三回忌と七回忌はあるのですが、五回忌ってのはないのですね。
秘かに、家で偲ぶことにしましょう。
アイコン画像もその一環、じぃじの葬送に縁が出来てしまったレンギョウです。
この通り、時期を同じくして咲き誇って居ります。

さて、日曜万葉噺は、レンギョウとよく似た(?)ヤマブキの歌をやることになってましたね。
早速参りましょう。

巻十九に越中時代の家持の、京人(みやこひと)に贈る歌二首というのがあります。
その最初の方の4197にヤマブキが登場します。

妹に似る 草と見しより 我が標めし 埜邊の山吹 誰れか手折りし


ef635aa880713dec600f2055c5328241.jpg
そうですよ、これ、シリーズ初回の4184に答えた歌ですよ。
意味が分りやすいから、余計、色々裏を読みたくなります。

巻二十にもヤマブキの歌が出てきます。

三月十九日に、家持の庄の門の槻の樹の下にして宴飲せる歌二首 と題司のある4202-4203、先ずは最初の4202は、置始長谷の歌です。
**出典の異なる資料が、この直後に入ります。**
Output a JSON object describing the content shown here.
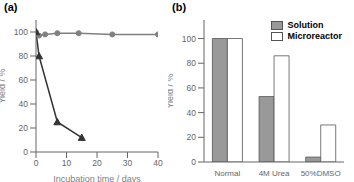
{
  "chart_data": [
    {
      "type": "line",
      "title": "(a)",
      "xlabel": "Incubation time / days",
      "ylabel": "Yield / %",
      "series": [
        {
          "x": [
            0,
            1,
            3,
            7,
            14,
            25,
            40
          ],
          "values": [
            100,
            97,
            98,
            99,
            99,
            98,
            98
          ],
          "color": "#808080",
          "marker": "circle"
        },
        {
          "x": [
            0,
            1,
            7,
            15
          ],
          "values": [
            100,
            80,
            25,
            12
          ],
          "color": "#333333",
          "marker": "triangle"
        }
      ],
      "xlim": [
        0,
        40
      ],
      "ylim": [
        0,
        110
      ],
      "xticks": [
        0,
        10,
        20,
        30,
        40
      ],
      "yticks": [
        0,
        20,
        40,
        60,
        80,
        100
      ]
    },
    {
      "type": "bar",
      "title": "(b)",
      "ylabel": "Yield / %",
      "categories": [
        "Normal",
        "4M Urea",
        "50%DMSO"
      ],
      "series": [
        {
          "name": "Solution",
          "color": "#999999",
          "values": [
            100,
            53,
            4
          ]
        },
        {
          "name": "Microreactor",
          "color": "#ffffff",
          "values": [
            100,
            86,
            30
          ]
        }
      ],
      "ylim": [
        0,
        115
      ],
      "yticks": [
        0,
        20,
        40,
        60,
        80,
        100
      ],
      "legend": "upper right"
    }
  ]
}
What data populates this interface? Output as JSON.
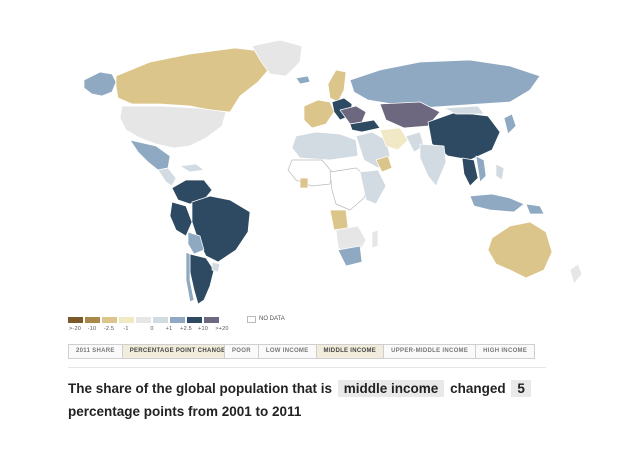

山吹は 撫でつつ生さむ ありつつも 君來ましつつ 插頭したりけり


作者は伝不詳、荘園の宴に集った者のひとりという以外は分りません。
そうすると、君 とは家持の事になります。
後の4203がそれに応える大伴家持自身の作です。

我が背子が 屋戸の山吹 咲きあらば 止まず通はむ いや每年に


はい、左注に、
右の一首は、長谷花を攀ぢ、壷を提げて到来り、是に因りて、大伴宿祢家持のこの歌を作りて和へたり。
とありますから。
お馴染み、また 背子 ですわ。
けどね、今回はBLではありませんね、何故ならどっちの歌も女視線ですもの。
定めし、女の気持ちを代弁した、余興の即興歌ということになりましょう。

さて、こうしてみると、黄泉でダークイメージのあったヤマブキの花、なかなかどうして艶っぽく詠まれてるもんですね。
時代の変化からかな?

一口に万葉集と言っても第一期から第四期までは、百数十年の間がありました。